The equation of each line is:

To make lines that are perpendicular, we swap the coefficients and change the sign of one coefficient:

The equation of the lines are:

Write second line so that it is equal to 0:

Multiply the two lines:

graph{(2x^2-xy-6y^2+4x+6y)(6x^2-xy-2y^2-21x+14y)=0 [-10.25, 9.75, -3.64, 6.36]}

The equation of the pair of lines passing through the point (2,3) and perpendicular to the given line pair 2x^2 - xy - 6y^2 + 4x + 6y = 0 is:

[ 2x^2 - xy - 6y^2 + 4x + 6y = 0 ]

To find the equation of the perpendicular lines passing through (2,3), we need to find the slope of the given line and then find the negative reciprocal of that slope to get the slope of the perpendicular lines.

The given line can be rewritten in the form ( y = mx + c ), where ( m ) is the slope:

[ 2x^2 - xy - 6y^2 + 4x + 6y = 0 ] [ \Rightarrow 6y^2 - xy + 2x^2 + 6y - 4x = 0 ] [ \Rightarrow 6y^2 - xy + 2x^2 + 6y - 4x = 0 ] [ \Rightarrow 6y^2 - xy + 6y + 2x^2 - 4x = 0 ] [ \Rightarrow 6y(y + 1) - x(y + 1) + 2x(x - 2) = 0 ] [ \Rightarrow (6y - x)(y + 1) + 2x(x - 2) = 0 ]

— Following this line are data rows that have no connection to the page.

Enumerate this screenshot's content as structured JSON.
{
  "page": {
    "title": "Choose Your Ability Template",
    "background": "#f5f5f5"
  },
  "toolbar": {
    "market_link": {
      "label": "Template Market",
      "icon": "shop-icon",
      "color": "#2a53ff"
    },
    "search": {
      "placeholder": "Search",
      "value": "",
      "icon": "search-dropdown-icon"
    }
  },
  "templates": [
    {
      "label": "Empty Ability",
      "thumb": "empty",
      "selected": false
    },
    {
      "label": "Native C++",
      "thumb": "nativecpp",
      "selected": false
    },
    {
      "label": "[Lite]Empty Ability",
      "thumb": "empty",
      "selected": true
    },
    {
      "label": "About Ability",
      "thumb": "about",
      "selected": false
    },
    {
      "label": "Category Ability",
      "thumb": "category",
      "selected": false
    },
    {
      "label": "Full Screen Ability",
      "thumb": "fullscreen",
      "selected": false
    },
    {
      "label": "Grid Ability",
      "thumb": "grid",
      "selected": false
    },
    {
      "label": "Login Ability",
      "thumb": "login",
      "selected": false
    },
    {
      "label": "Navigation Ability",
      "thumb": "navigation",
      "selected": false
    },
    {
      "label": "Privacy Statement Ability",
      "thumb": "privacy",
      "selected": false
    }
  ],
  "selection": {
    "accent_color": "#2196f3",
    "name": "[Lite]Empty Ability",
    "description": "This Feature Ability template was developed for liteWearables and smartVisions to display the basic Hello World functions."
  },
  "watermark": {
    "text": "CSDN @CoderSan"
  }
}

Comparing with ( y = mx + c ), we have:

[ m = \frac{6y - x}{y + 1} ]

At the point (2,3):

[ m = \frac{6(3) - 2}{3 + 1} = \frac{18 - 2}{4} = \frac{16}{4} = 4 ]

Now, the negative reciprocal of the slope ( m ) is ( -\frac{1}{4} ), which is the slope of the perpendicular lines.

Using the point-slope form of the line equation:

[ y - y_1 = m(x - x_1) ] [ y - 3 = -\frac{1}{4}(x - 2) ] [ y - 3 = -\frac{1}{4}x + \frac{1}{2} ] [ y = -\frac{1}{4}x + \frac{7}{2} ]

Therefore, the equation of the pair of lines passing through the point (2,3) and perpendicular to the given line is ( y = -\frac{1}{4}x + \frac{7}{2} ).